The influence of information delivery systems in modified video games on learning.

Moshirnia, Andrew Vahid, Ph.D., University of Kansas, 2008

Abstract


Modified video games are becoming powerful tools to advance learning. This study examined the impact of different information delivery systems within a modified version of the Civilization IV video game on comprehension and retention of knowledge about the American Revolutionary War.

Seventy-four college students were randomly assigned to one of three groups. Group A took a pretest and received a PowerPoint lecture. Group B took a pretest and played the video game. Group C did not take a pretest and played the video game. The modified version of Civilization IV uses three main information delivery systems: (1) Displays of continuous information, (2) Pop-up text, and (3) Sprites. Following the intervention, all participants took an identical 20-item short-answer posttest and then retook this same exam seven days later. The exam was divided into three sub-sections. Each sub-section contained items that were tied to information that was uniquely covered by one of the three delivery systems (Displays, Pop-ups, and Sprites). Following the exam, participants took a survey designed to assess their opinion of history.
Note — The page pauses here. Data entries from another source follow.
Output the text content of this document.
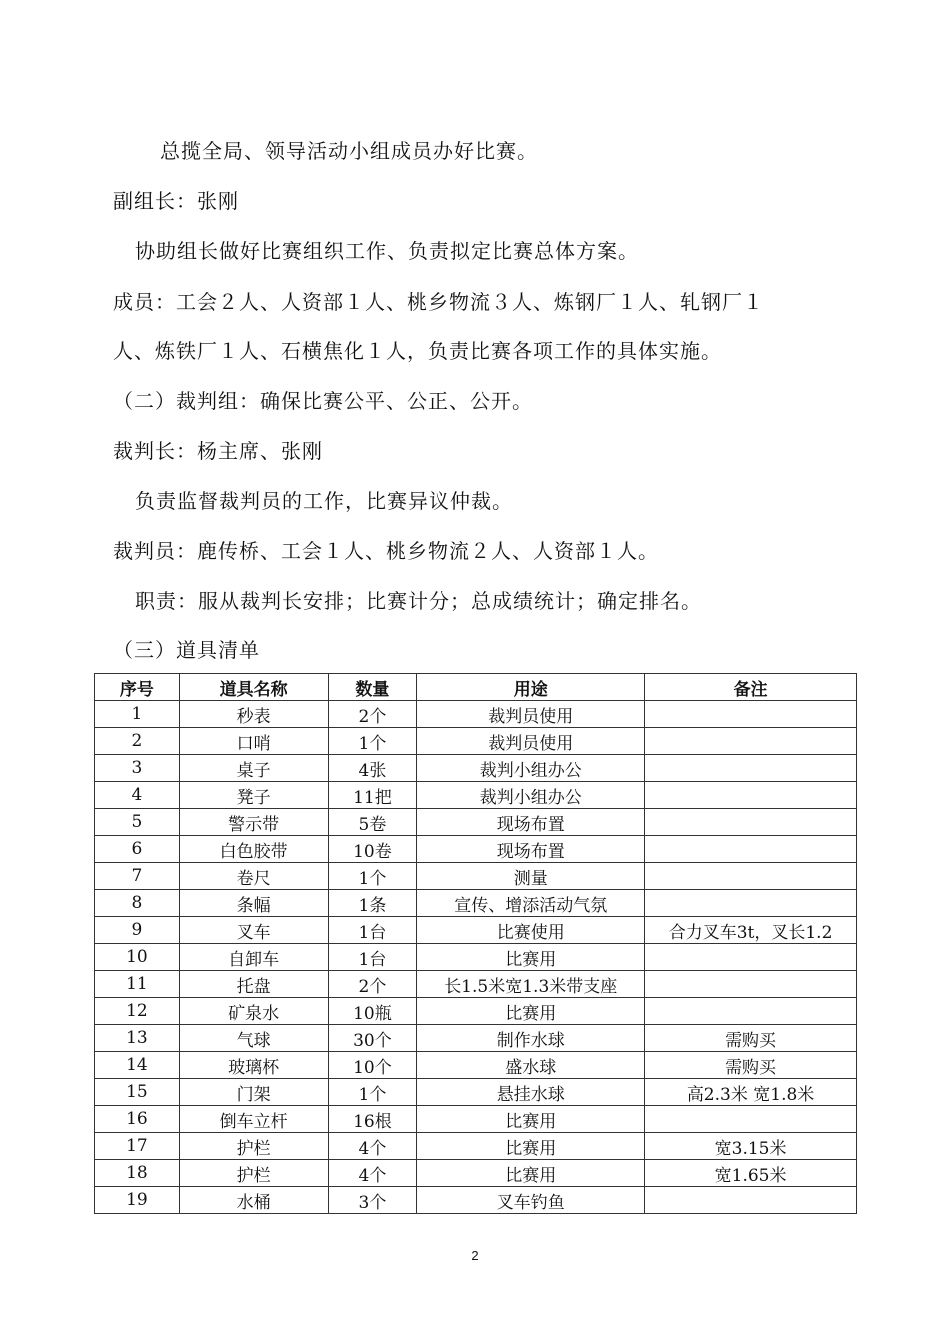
总揽全局、领导活动小组成员办好比赛。
副组长：张刚
协助组长做好比赛组织工作、负责拟定比赛总体方案。
成员：工会２人、人资部１人、桃乡物流３人、炼钢厂１人、轧钢厂１
人、炼铁厂１人、石横焦化１人，负责比赛各项工作的具体实施。
（二）裁判组：确保比赛公平、公正、公开。
裁判长：杨主席、张刚
负责监督裁判员的工作，比赛异议仲裁。
裁判员：鹿传桥、工会１人、桃乡物流２人、人资部１人。
职责：服从裁判长安排；比赛计分；总成绩统计；确定排名。
（三）道具清单
序号	道具名称	数量	用途	备注
1	秒表	2个	裁判员使用	
2	口哨	1个	裁判员使用	
3	桌子	4张	裁判小组办公	
4	凳子	11把	裁判小组办公	
5	警示带	5卷	现场布置	
6	白色胶带	10卷	现场布置	
7	卷尺	1个	测量	
8	条幅	1条	宣传、增添活动气氛	
9	叉车	1台	比赛使用	合力叉车3t，叉长1.2
10	自卸车	1台	比赛用	
11	托盘	2个	长1.5米宽1.3米带支座	
12	矿泉水	10瓶	比赛用	
13	气球	30个	制作水球	需购买
14	玻璃杯	10个	盛水球	需购买
15	门架	1个	悬挂水球	高2.3米 宽1.8米
16	倒车立杆	16根	比赛用	
17	护栏	4个	比赛用	宽3.15米
18	护栏	4个	比赛用	宽1.65米
19	水桶	3个	叉车钓鱼	
2
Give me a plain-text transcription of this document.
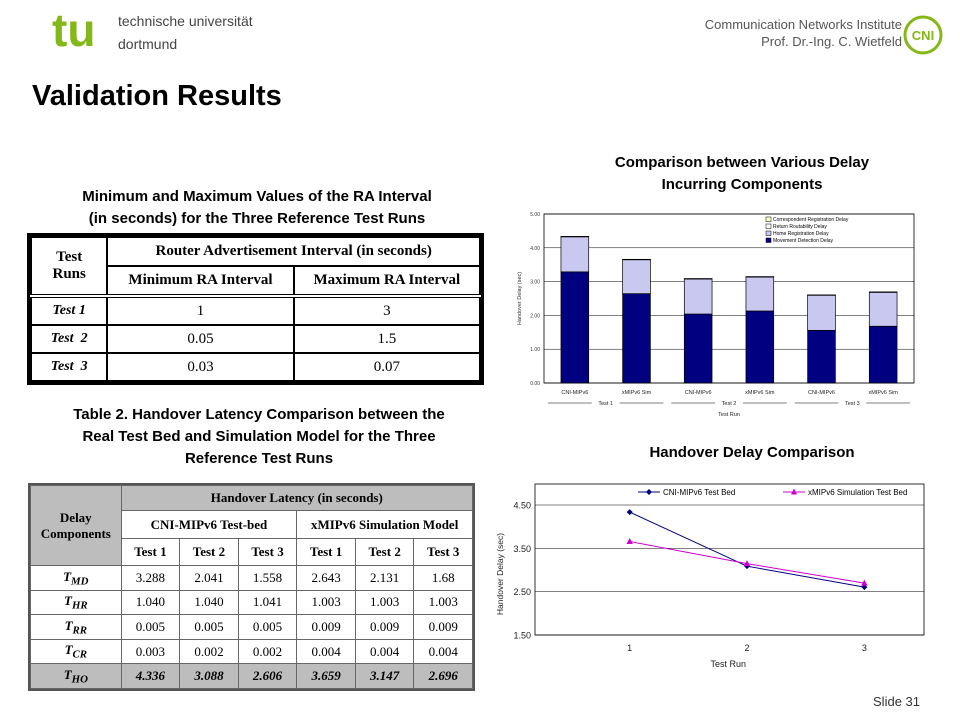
tu technische universität
dortmund
Communication Networks Institute
Prof. Dr.-Ing. C. Wietfeld CNI
Validation Results
Minimum and Maximum Values of the RA Interval
(in seconds) for the Three Reference Test Runs
Test
Runs	Router Advertisement Interval (in seconds)	
	Minimum RA Interval	Maximum RA Interval
Test 1	1	3
Test  2	0.05	1.5
Test  3	0.03	0.07
Table 2. Handover Latency Comparison between the
Real Test Bed and Simulation Model for the Three
Reference Test Runs
Delay
Components	Handover Latency (in seconds)					
	CNI-MIPv6 Test-bed			xMIPv6 Simulation Model		
	Test 1	Test 2	Test 3	Test 1	Test 2	Test 3
$T_{MD}$	3.288	2.041	1.558	2.643	2.131	1.68
$T_{HR}$	1.040	1.040	1.041	1.003	1.003	1.003
$T_{RR}$	0.005	0.005	0.005	0.009	0.009	0.009
$T_{CR}$	0.003	0.002	0.002	0.004	0.004	0.004
$T_{HO}$	4.336	3.088	2.606	3.659	3.147	2.696
Comparison between Various Delay
Incurring Components
Handover Delay Comparison
0.00
1.00
2.00
3.00
4.00
5.00
Handover Delay (sec)
CNI-MIPv6	xMIPv6 Sim	CNI-MIPv6	xMIPv6 Sim	CNI-MIPv6	xMIPv6 Sim
Test 1	Test 2	Test 3
Test Run
Correspondent Registration Delay
Return Routability Delay
Home Registration Delay
Movement Detection Delay
1.50
2.50
3.50
4.50
Handover Delay (sec)
1	2	3
Test Run
CNI-MIPv6 Test Bed	xMIPv6 Simulation Test Bed
Slide 31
Results showed that participants in the pretest game group B, outperformed ( M =11.4, SD = 3.87) participants in the posttest-only game group C ( M = 8.09, SD = 3.26), p = .017. Participants who used the game (groups B and C) demonstrated a higher knowledge retention rate than participants who received the PowerPoint lecture (group A). Scores were significantly different ( p < .001) for the three information delivery systems; Sprite highest ( M = .67, SD = .24), Displays ( M = .51, SD = .27), and Pop-ups ( M = .32, SD = .20) clearly lowest. Participants who played the modified video game longer scored higher on the Sprite ( r 2 = .57) and Display ( r 2 = .29) items. Length of play did not correlate significantly with performance on Pop-up items. The investigation of the groups' attitudes toward history found no statistically significant differences.

This study found that modified video games can successfully impart content specific knowledge. The higher scores for the pretest game group may support the importance of advance organizers in game-based learning. Pop-ups, though prevalent and easy to create, are ineffective in conveying knowledge and should not be used exclusively. The Sprite and Display information delivery systems appear to be most effective for advancing learning in modified video games.